Math spider craft for multiplication by 8. Co-ordinates with Charlotte's Web, and is perfect for second or third grade. Common Core aligned.
|CCSS.MATH.CONTENT.3.OA.A.1 Interpret products of whole numbers,|
"Your pet spider bit me!" My sister was really upset. Although I didn't officially keep spiders as pets while we were growing up, I was always friendly with them. I figured that anything that killed insects was a friend, and they really fascinated me.
If you're using this classic story of compassion in your classroom, it's a great opportunity to pull in a little STEAM and do some creative practice in multiplying by eight and writing number sentences.
Materials needed for multiplication spiders
I've included a link to a printable list with abbreviated directions at the end of this post. You'll need...
- the bottom cut from a water bottle for each student. I recommend pre-cutting the eight small holes ahead of time if possible.

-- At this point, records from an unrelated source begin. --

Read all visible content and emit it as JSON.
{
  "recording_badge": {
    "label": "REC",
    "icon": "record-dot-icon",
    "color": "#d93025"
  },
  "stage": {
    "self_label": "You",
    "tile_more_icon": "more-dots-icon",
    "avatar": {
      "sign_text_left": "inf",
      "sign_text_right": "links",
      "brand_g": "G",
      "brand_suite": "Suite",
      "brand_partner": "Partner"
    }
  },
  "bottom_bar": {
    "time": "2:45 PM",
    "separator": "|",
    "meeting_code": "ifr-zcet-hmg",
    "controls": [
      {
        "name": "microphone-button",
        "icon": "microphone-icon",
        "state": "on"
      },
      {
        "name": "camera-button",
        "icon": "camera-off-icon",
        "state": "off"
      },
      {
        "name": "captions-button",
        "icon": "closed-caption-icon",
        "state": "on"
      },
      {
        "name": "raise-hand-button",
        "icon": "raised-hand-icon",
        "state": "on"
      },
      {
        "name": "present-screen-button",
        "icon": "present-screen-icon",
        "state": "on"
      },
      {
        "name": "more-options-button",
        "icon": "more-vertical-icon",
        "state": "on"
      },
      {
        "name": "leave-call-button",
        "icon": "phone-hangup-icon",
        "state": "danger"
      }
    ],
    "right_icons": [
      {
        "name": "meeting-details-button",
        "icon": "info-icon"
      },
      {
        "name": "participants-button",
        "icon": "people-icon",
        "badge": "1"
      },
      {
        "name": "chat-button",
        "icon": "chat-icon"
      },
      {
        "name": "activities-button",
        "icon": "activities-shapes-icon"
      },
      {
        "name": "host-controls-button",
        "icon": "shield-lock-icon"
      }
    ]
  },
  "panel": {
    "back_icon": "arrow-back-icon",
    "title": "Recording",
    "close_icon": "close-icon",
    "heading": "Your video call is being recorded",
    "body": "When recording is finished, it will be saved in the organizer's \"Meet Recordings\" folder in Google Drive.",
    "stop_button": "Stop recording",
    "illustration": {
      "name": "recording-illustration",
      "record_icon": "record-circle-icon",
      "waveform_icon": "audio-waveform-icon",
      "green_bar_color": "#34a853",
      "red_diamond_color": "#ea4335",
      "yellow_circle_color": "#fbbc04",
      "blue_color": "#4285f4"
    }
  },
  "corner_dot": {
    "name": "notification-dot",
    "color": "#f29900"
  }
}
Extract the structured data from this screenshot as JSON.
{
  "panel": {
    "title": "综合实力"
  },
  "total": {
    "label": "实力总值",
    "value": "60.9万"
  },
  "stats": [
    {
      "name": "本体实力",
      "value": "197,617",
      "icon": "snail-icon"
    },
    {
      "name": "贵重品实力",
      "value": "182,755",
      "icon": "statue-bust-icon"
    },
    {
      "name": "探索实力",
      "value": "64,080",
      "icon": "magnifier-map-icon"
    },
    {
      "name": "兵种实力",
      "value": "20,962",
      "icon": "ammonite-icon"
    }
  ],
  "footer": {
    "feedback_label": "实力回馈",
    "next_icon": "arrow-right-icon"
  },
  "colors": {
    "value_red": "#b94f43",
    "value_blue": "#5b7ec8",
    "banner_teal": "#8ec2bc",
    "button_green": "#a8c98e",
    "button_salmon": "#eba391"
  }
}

- 4 pipe cleaners for each student
- about 115 pony beads for each student. I used 112 in the example
- eyes (optional) If you're working with a small number of students, you can hot glue googly eyes. If working with a larger group, stickers would work well.
|Placement for eight small holes.|
How to make your multiplication by eight craft
1. Instruct the students to insert the four pipe cleaners through the wholes in the water bottle to make the spiders legs.
2. Instruct students to use the beads to decorate their spiders.
Each leg must be exactly like the others.
3. As the students finish, twist the pipe cleaner back on itself just above the last bead so that all the beads are secure.
Practice multiplication by 8 number sentences
Once the students have finished making their spiders, or on a different day. Instruct each student to write three multiplication sentences based on their own spider.
2 blue x 8 legs = 16 blue beads
In the chance that one of your students decided to decorate their spider in just one color, he will need to use strategies to find the total number in terms of math that the average third grader knows.
7 beads x 8 legs = 56 beads
6 beads x 8 legs = 48 beads
56 beads + 48 beads = 104 beads
Invite your students to exchange spiders, then write three more number sentences on their classmate's spider. Compare answers for cooperative learning.
I hope your students will enjoy learn to appreciate spiders as much as I did. For the record, my sister didn't suffer any long term effects from her run in with the spider, and after that I did start taking all the arachnids out doors.